Brendan Fraser landed on the A-list thanks to his roll as the rollicking adventurer Rick O’Connell in “The Mummy” and its two sequels. And he hasn’t returned to the land of the undead since 2008’s “The Mummy: Tomb of the Dragon Emperor,” but Fraser says he’s open to revisiting the franchise that made him a megastar.
“I don’t know how it would work,” he admits. “But I’d be open to it if someone came up with the right conceit.”
Fraser shared his thoughts on the making of “The Whale,” a drama about an obese man trying to reconnect with his estranged daughter. That film has landed him in the thick of the Oscar race.
As part of the story, Fraser looked back on his matinee idol days. “The Mummy” director Stephen Sommers said he cast the actor because he possessed a very specific set of skills.

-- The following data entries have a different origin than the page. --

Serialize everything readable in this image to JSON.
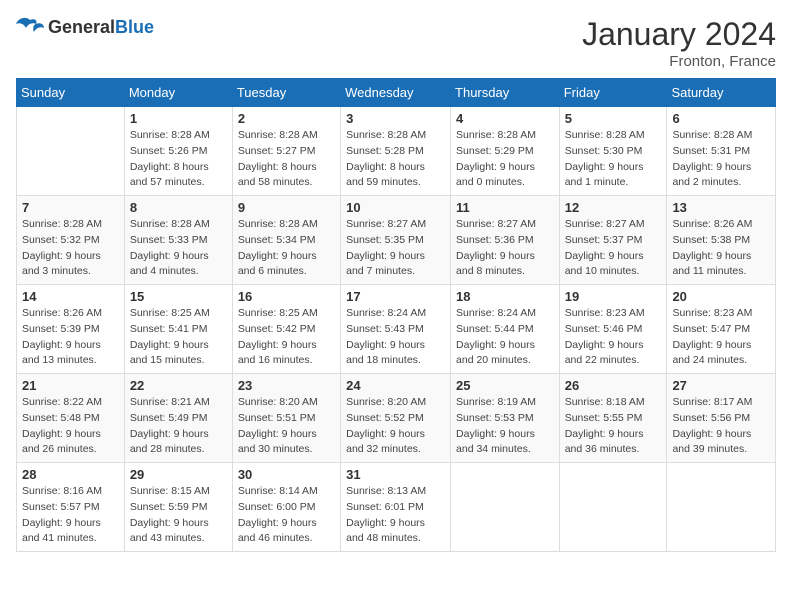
{
  "logo": {
    "general": "General",
    "blue": "Blue"
  },
  "header": {
    "month": "January 2024",
    "location": "Fronton, France"
  },
  "weekdays": [
    "Sunday",
    "Monday",
    "Tuesday",
    "Wednesday",
    "Thursday",
    "Friday",
    "Saturday"
  ],
  "weeks": [
    [
      {
        "day": "",
        "detail": ""
      },
      {
        "day": "1",
        "detail": "Sunrise: 8:28 AM\nSunset: 5:26 PM\nDaylight: 8 hours\nand 57 minutes."
      },
      {
        "day": "2",
        "detail": "Sunrise: 8:28 AM\nSunset: 5:27 PM\nDaylight: 8 hours\nand 58 minutes."
      },
      {
        "day": "3",
        "detail": "Sunrise: 8:28 AM\nSunset: 5:28 PM\nDaylight: 8 hours\nand 59 minutes."
      },
      {
        "day": "4",
        "detail": "Sunrise: 8:28 AM\nSunset: 5:29 PM\nDaylight: 9 hours\nand 0 minutes."
      },
      {
        "day": "5",
        "detail": "Sunrise: 8:28 AM\nSunset: 5:30 PM\nDaylight: 9 hours\nand 1 minute."
      },
      {
        "day": "6",
        "detail": "Sunrise: 8:28 AM\nSunset: 5:31 PM\nDaylight: 9 hours\nand 2 minutes."
      }
    ],
    [
      {
        "day": "7",
        "detail": "Sunrise: 8:28 AM\nSunset: 5:32 PM\nDaylight: 9 hours\nand 3 minutes."
      },
      {
        "day": "8",
        "detail": "Sunrise: 8:28 AM\nSunset: 5:33 PM\nDaylight: 9 hours\nand 4 minutes."
      },
      {
        "day": "9",
        "detail": "Sunrise: 8:28 AM\nSunset: 5:34 PM\nDaylight: 9 hours\nand 6 minutes."
      },
      {
        "day": "10",
        "detail": "Sunrise: 8:27 AM\nSunset: 5:35 PM\nDaylight: 9 hours\nand 7 minutes."
      },
      {
        "day": "11",
        "detail": "Sunrise: 8:27 AM\nSunset: 5:36 PM\nDaylight: 9 hours\nand 8 minutes."
      },
      {
        "day": "12",
        "detail": "Sunrise: 8:27 AM\nSunset: 5:37 PM\nDaylight: 9 hours\nand 10 minutes."
      },
      {
        "day": "13",
        "detail": "Sunrise: 8:26 AM\nSunset: 5:38 PM\nDaylight: 9 hours\nand 11 minutes."
      }
    ],
    [
      {
        "day": "14",
        "detail": "Sunrise: 8:26 AM\nSunset: 5:39 PM\nDaylight: 9 hours\nand 13 minutes."
      },
      {
        "day": "15",
        "detail": "Sunrise: 8:25 AM\nSunset: 5:41 PM\nDaylight: 9 hours\nand 15 minutes."
      },
      {
        "day": "16",
        "detail": "Sunrise: 8:25 AM\nSunset: 5:42 PM\nDaylight: 9 hours\nand 16 minutes."
      },
      {
        "day": "17",
        "detail": "Sunrise: 8:24 AM\nSunset: 5:43 PM\nDaylight: 9 hours\nand 18 minutes."
      },
      {
        "day": "18",
        "detail": "Sunrise: 8:24 AM\nSunset: 5:44 PM\nDaylight: 9 hours\nand 20 minutes."
      },
      {
        "day": "19",
        "detail": "Sunrise: 8:23 AM\nSunset: 5:46 PM\nDaylight: 9 hours\nand 22 minutes."
      },
      {
        "day": "20",
        "detail": "Sunrise: 8:23 AM\nSunset: 5:47 PM\nDaylight: 9 hours\nand 24 minutes."
      }
    ],
    [
      {
        "day": "21",
        "detail": "Sunrise: 8:22 AM\nSunset: 5:48 PM\nDaylight: 9 hours\nand 26 minutes."
      },
      {
        "day": "22",
        "detail": "Sunrise: 8:21 AM\nSunset: 5:49 PM\nDaylight: 9 hours\nand 28 minutes."
      },
      {
        "day": "23",
        "detail": "Sunrise: 8:20 AM\nSunset: 5:51 PM\nDaylight: 9 hours\nand 30 minutes."
      },
      {
        "day": "24",
        "detail": "Sunrise: 8:20 AM\nSunset: 5:52 PM\nDaylight: 9 hours\nand 32 minutes."
      },
      {
        "day": "25",
        "detail": "Sunrise: 8:19 AM\nSunset: 5:53 PM\nDaylight: 9 hours\nand 34 minutes."
      },
      {
        "day": "26",
        "detail": "Sunrise: 8:18 AM\nSunset: 5:55 PM\nDaylight: 9 hours\nand 36 minutes."
      },
      {
        "day": "27",
        "detail": "Sunrise: 8:17 AM\nSunset: 5:56 PM\nDaylight: 9 hours\nand 39 minutes."
      }
    ],
    [
      {
        "day": "28",
        "detail": "Sunrise: 8:16 AM\nSunset: 5:57 PM\nDaylight: 9 hours\nand 41 minutes."
      },
      {
        "day": "29",
        "detail": "Sunrise: 8:15 AM\nSunset: 5:59 PM\nDaylight: 9 hours\nand 43 minutes."
      },
      {
        "day": "30",
        "detail": "Sunrise: 8:14 AM\nSunset: 6:00 PM\nDaylight: 9 hours\nand 46 minutes."
      },
      {
        "day": "31",
        "detail": "Sunrise: 8:13 AM\nSunset: 6:01 PM\nDaylight: 9 hours\nand 48 minutes."
      },
      {
        "day": "",
        "detail": ""
      },
      {
        "day": "",
        "detail": ""
      },
      {
        "day": "",
        "detail": ""
      }
    ]
  ]
}
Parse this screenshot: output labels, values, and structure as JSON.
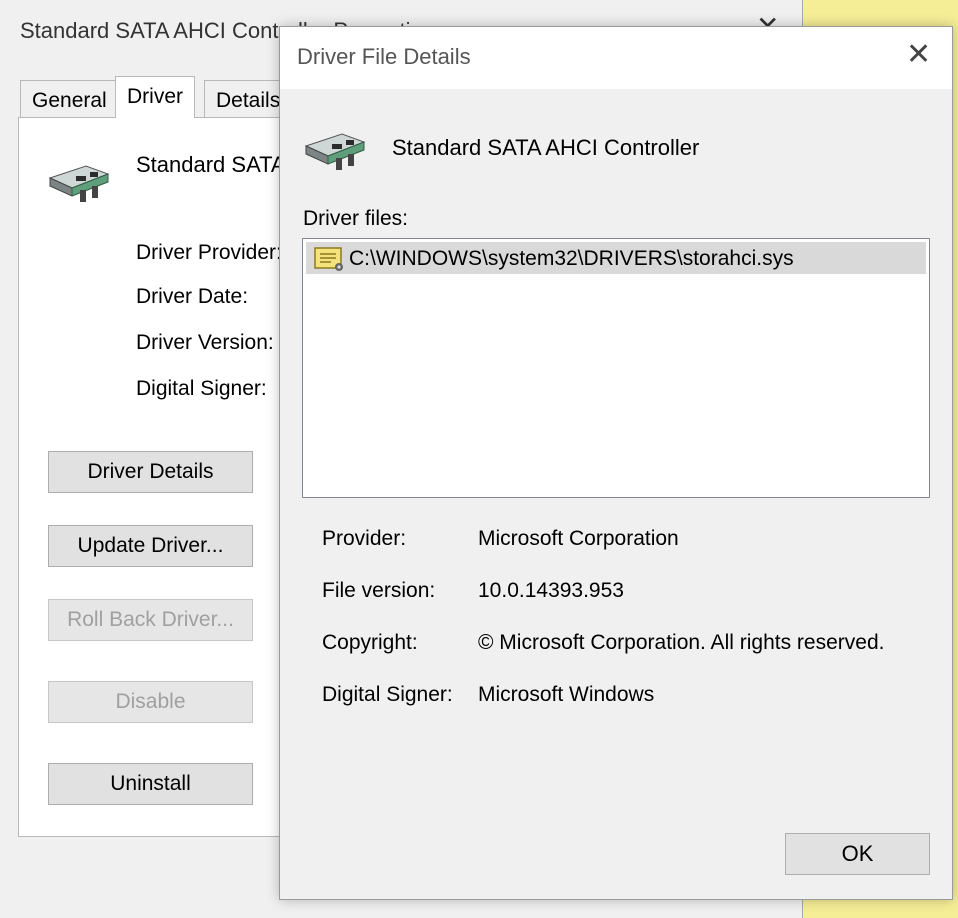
{
  "properties_window": {
    "title": "Standard SATA AHCI Controller Properties",
    "close_glyph": "✕",
    "tabs": [
      {
        "label": "General"
      },
      {
        "label": "Driver"
      },
      {
        "label": "Details"
      }
    ],
    "active_tab": "Driver",
    "device_name": "Standard SATA AHCI Controller",
    "device_icon": "storage-controller-card-icon",
    "field_labels": {
      "provider": "Driver Provider:",
      "date": "Driver Date:",
      "version": "Driver Version:",
      "signer": "Digital Signer:"
    },
    "buttons": {
      "driver_details": "Driver Details",
      "update_driver": "Update Driver...",
      "roll_back": "Roll Back Driver...",
      "disable": "Disable",
      "uninstall": "Uninstall"
    }
  },
  "dialog": {
    "title": "Driver File Details",
    "close_glyph": "✕",
    "device_icon": "storage-controller-card-icon",
    "device_name": "Standard SATA AHCI Controller",
    "driver_files_label": "Driver files:",
    "files": [
      {
        "path": "C:\\WINDOWS\\system32\\DRIVERS\\storahci.sys",
        "icon": "system-file-icon"
      }
    ],
    "labels": {
      "provider": "Provider:",
      "file_version": "File version:",
      "copyright": "Copyright:",
      "digital_signer": "Digital Signer:"
    },
    "values": {
      "provider": "Microsoft Corporation",
      "file_version": "10.0.14393.953",
      "copyright": "© Microsoft Corporation. All rights reserved.",
      "digital_signer": "Microsoft Windows"
    },
    "ok_label": "OK"
  },
  "colors": {
    "window_bg": "#f0f0f0",
    "button_bg": "#e1e1e1",
    "selection": "#d9d9d9",
    "desktop": "#f6ee96"
  }
}
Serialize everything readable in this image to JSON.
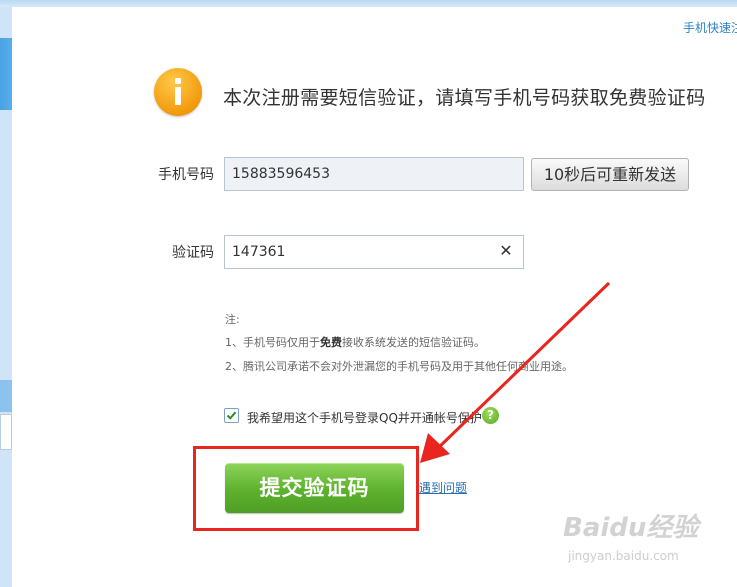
{
  "header": {
    "top_link": "手机快速注"
  },
  "main": {
    "headline": "本次注册需要短信验证，请填写手机号码获取免费验证码",
    "phone_label": "手机号码",
    "phone_value": "15883596453",
    "resend_label": "10秒后可重新发送",
    "code_label": "验证码",
    "code_value": "147361",
    "clear_symbol": "✕"
  },
  "notes": {
    "title": "注:",
    "item1_prefix": "1、手机号码仅用于",
    "item1_bold": "免费",
    "item1_suffix": "接收系统发送的短信验证码。",
    "item2": "2、腾讯公司承诺不会对外泄漏您的手机号码及用于其他任何商业用途。"
  },
  "options": {
    "checkbox_checked": true,
    "checkbox_label": "我希望用这个手机号登录QQ并开通帐号保护",
    "help_symbol": "?"
  },
  "actions": {
    "submit_label": "提交验证码",
    "problem_link": "遇到问题"
  },
  "watermark": {
    "brand": "Baidu经验",
    "url": "jingyan.baidu.com"
  },
  "colors": {
    "accent_blue": "#4aa3e6",
    "submit_green": "#5cb12d",
    "annotation_red": "#e8251e",
    "info_orange": "#f29a0c"
  },
  "icons": [
    "info-icon",
    "clear-icon",
    "check-icon",
    "help-icon",
    "annotation-arrow"
  ]
}
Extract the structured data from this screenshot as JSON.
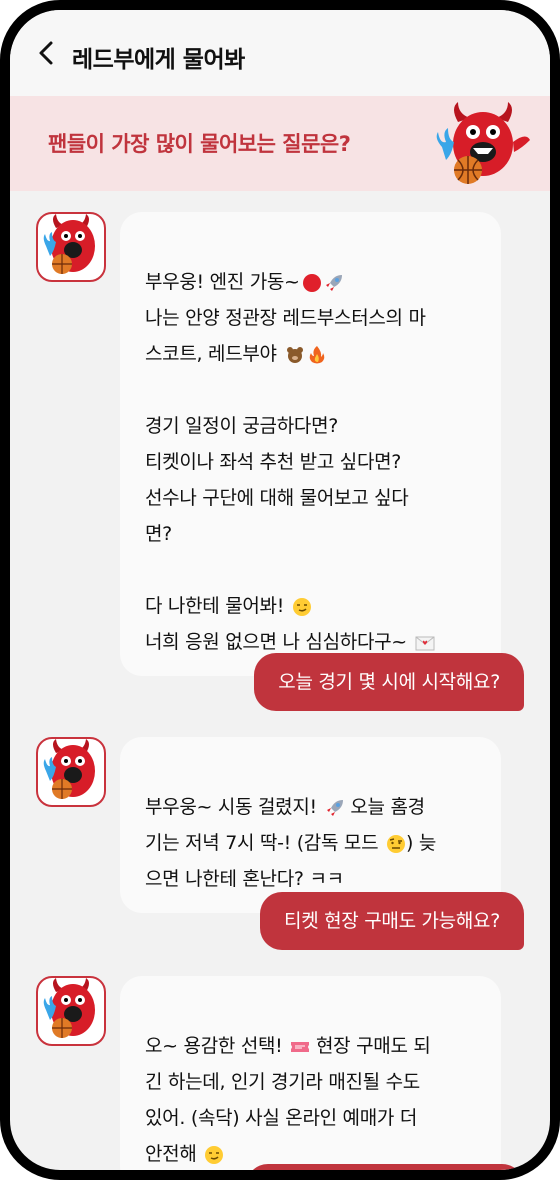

“He could throw a punch and take a punch and he had a great sense of humor,” he says. “You really like the guy. He never comes across as cocky or arrogant.
He added that Fraser did as many of his own stunts as he could, even injuring his knee at one point, but powering through it to complete the film. “He was game for anything we threw at him,” Sommers says.
When Universal rebooted “The Mummy” in 2017, Fraser wasn’t invited back to the party. Instead, it was Tom Cruise who was left to deal with the consequences of unearthing an ancient tomb
“It is hard to make that movie,” he says. “The ingredient that we had going for our Mummy, which I didn’t see in that film, was fun. That was what was lacking in that incarnation. It was too much of a straight-ahead horror movie. ‘The Mummy’ should be a thrill ride, but not terrifying and scary.”
“I know how difficult it is to pull it off,” Fraser adds. “I tried to do it three times.”